David Blume's newly released "Alcohol Can Be a Gas" reveals a little known side of the ethanol debate.
David Blume's publicist sent me a review copy of his newly revised and re-released "ethanol bible" entitled, "Alcohol Can Be A Gas."
And I have to tell you, I am impressed by what I've read so far. Blume attempted to publish the book back around 1980, about the same time he was doing a local televison show in San Francisco about making your own motor fuel. Then, according to him, the oil companies lowered the boom and he found his show and book deal cancelled. He barely saved his original manuscript and now, more than 20 years later, we're pretty much back where we started.. only more dependent than ever on imported oil.
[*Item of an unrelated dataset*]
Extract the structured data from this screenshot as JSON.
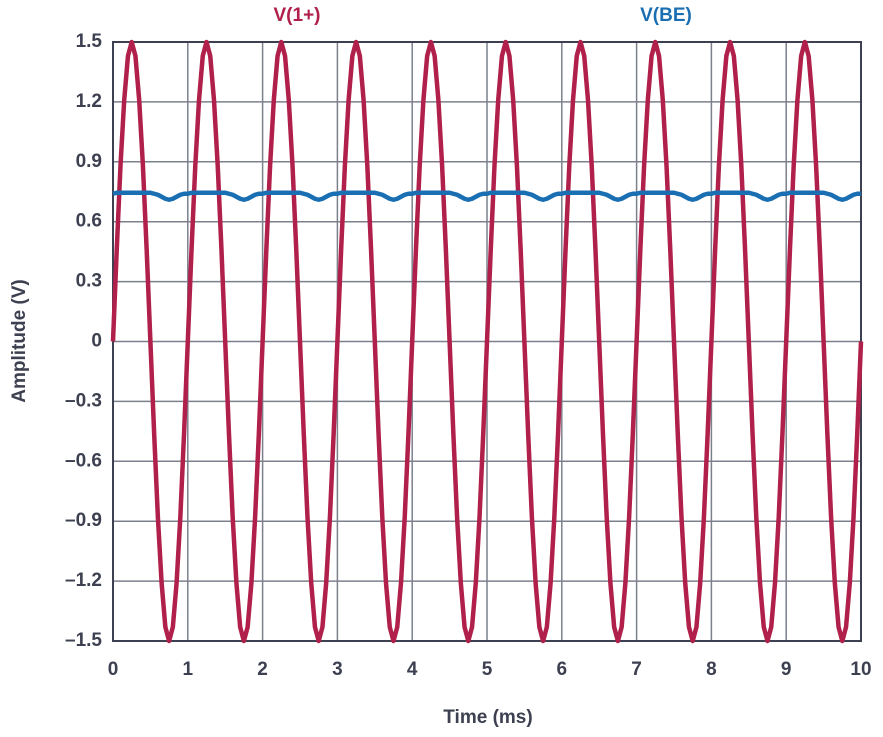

I will interview David in the near future, but here's an interesting tidbit I have already gleaned from the first few chapters. It is his contention and others from whom he draws his information that Prohibition wasn't about ridding America of the sin of drunkeness (even the Apostle Paul allowed Timothy to use wine in moderation). It was about crushing the network of farm-operated distilleries that were producing ethanol -- then for the war effort -- which was the chief competitor to gasoline in the newly emerging auto industry. Signed into law in 1919, Prohibition gave the oil companies some 12 years to establish its monopoly on motor fuels. By the time Prohibition was repealed, the farm-based alcohol fuel industry was in a shambles and even Henry Ford had stopped making his cars capable of burning either gasoline or alcohol (the spark advance on the Model T allowed you to manually adjust the timing for either fuel. Today we do it with computers).
David, who is also a pioneer organic farmer, has a lot to say as well about our industrialized agriculture where it takes 1 calorie of fossil fuel to make 1 calorie of food; not even a remotely sustainable combination.
Related to this, I encourage you to read "The Omnivore's Dilemma", especially the opening chapter about the history of corn; how and why it has come to dominate our culture. It's a fascinating look at a crop on which we all depend far more than we realize, and increasingly so in the food-vs-fuel debate.